Background: Several studies, which were limited by their small sample size and selection of difficult cases for review, have reported substantial variability among radiologists in interpretation of mammographic examinations. We have determined, in the largest study to date, intraobserver and interobserver agreement in interpreting screening mammography and accuracy of mammography by use of the American College of Radiology Breast Imaging Reporting and Data System (BI-RADS).
Methods: The mammographic examinations were randomly selected on the basis of original mammographic interpretation and cancer outcome from 71,713 screening examinations performed by the Mobile Mammography Screening Program of the University of California, San Francisco, during the period from April 1985 through February 1995. The final sample included 786 abnormal examinations with no cancer detected, 267 abnormal examinations with cancer detected, and 1563 normal examinations. Films were read separately by two radiologists according to BI-RADS. Cancer status was determined by contacting women's physicians and by linkage to the regional Surveillance, Epidemiology, and End Results Program.
Results: There was moderate agreement between radiologists in reporting the presence of a finding when cancer was present (kappa = 0.54) and substantial agreement when cancer was not present (kappa = 0.62).

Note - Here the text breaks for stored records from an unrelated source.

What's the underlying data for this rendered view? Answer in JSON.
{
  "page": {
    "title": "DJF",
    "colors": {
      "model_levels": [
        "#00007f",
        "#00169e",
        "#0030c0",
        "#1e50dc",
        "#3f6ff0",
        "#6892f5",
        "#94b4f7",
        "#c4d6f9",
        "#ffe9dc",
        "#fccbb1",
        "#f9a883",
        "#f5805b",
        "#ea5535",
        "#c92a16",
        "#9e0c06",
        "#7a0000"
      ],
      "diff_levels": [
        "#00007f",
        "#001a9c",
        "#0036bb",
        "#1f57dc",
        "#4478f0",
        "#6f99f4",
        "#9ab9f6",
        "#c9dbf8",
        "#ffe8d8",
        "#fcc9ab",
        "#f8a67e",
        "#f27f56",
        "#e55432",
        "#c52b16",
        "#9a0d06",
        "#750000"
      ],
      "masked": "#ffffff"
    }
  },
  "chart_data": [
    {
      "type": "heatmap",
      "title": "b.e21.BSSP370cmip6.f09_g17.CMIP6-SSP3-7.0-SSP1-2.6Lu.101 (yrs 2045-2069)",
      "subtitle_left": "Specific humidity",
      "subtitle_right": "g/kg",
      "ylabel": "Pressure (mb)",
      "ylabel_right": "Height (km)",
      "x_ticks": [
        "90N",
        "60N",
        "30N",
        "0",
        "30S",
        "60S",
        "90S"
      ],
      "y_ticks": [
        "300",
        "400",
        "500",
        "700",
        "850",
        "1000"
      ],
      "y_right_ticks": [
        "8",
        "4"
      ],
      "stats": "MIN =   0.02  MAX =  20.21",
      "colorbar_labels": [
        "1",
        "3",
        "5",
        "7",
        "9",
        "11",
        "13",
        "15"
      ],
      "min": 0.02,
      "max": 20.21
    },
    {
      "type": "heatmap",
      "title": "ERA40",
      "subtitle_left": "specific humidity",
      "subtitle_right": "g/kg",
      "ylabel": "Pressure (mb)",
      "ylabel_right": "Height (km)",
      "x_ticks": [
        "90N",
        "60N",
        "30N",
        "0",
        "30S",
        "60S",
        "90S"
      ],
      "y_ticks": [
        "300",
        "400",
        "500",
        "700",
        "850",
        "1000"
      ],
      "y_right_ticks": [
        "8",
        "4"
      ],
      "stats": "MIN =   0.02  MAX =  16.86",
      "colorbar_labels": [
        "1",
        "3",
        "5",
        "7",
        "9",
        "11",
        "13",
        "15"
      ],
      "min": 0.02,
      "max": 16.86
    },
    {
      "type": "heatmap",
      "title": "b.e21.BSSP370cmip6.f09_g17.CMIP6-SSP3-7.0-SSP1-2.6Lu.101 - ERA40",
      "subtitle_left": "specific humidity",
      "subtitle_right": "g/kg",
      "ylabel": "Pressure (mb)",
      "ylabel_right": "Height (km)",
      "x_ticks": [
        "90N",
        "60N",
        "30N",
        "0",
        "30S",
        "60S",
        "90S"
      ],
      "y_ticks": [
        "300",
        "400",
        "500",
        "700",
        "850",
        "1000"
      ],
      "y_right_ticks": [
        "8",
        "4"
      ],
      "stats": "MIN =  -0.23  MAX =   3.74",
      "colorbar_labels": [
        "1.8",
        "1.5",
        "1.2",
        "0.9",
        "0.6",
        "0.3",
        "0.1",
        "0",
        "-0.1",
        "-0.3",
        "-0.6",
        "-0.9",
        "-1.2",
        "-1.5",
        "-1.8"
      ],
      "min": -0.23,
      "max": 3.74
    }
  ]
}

Agreement was moderate in assigning one of the five assessment categories but was statistically significantly lower when cancer was present relative to when cancer was not present (kappa = 0.46 versus 0.56; two-sided P = .02). Agreement for reporting the presence of a finding and mammographic assessment was two-fold more likely for examinations with less dense breasts. Agreement was higher on repeat readings by the same radiologists than between radiologists. The sensitivity of mammography was lower with BI-RADS than with the original system for mammographic interpretation, but the positive predictive value of mammography was higher.
Conclusion: Considerable variability in interpretation of mammographic examinations exists; this variability and the accuracy of mammography are neither improved nor diminished with use of BI-RADS.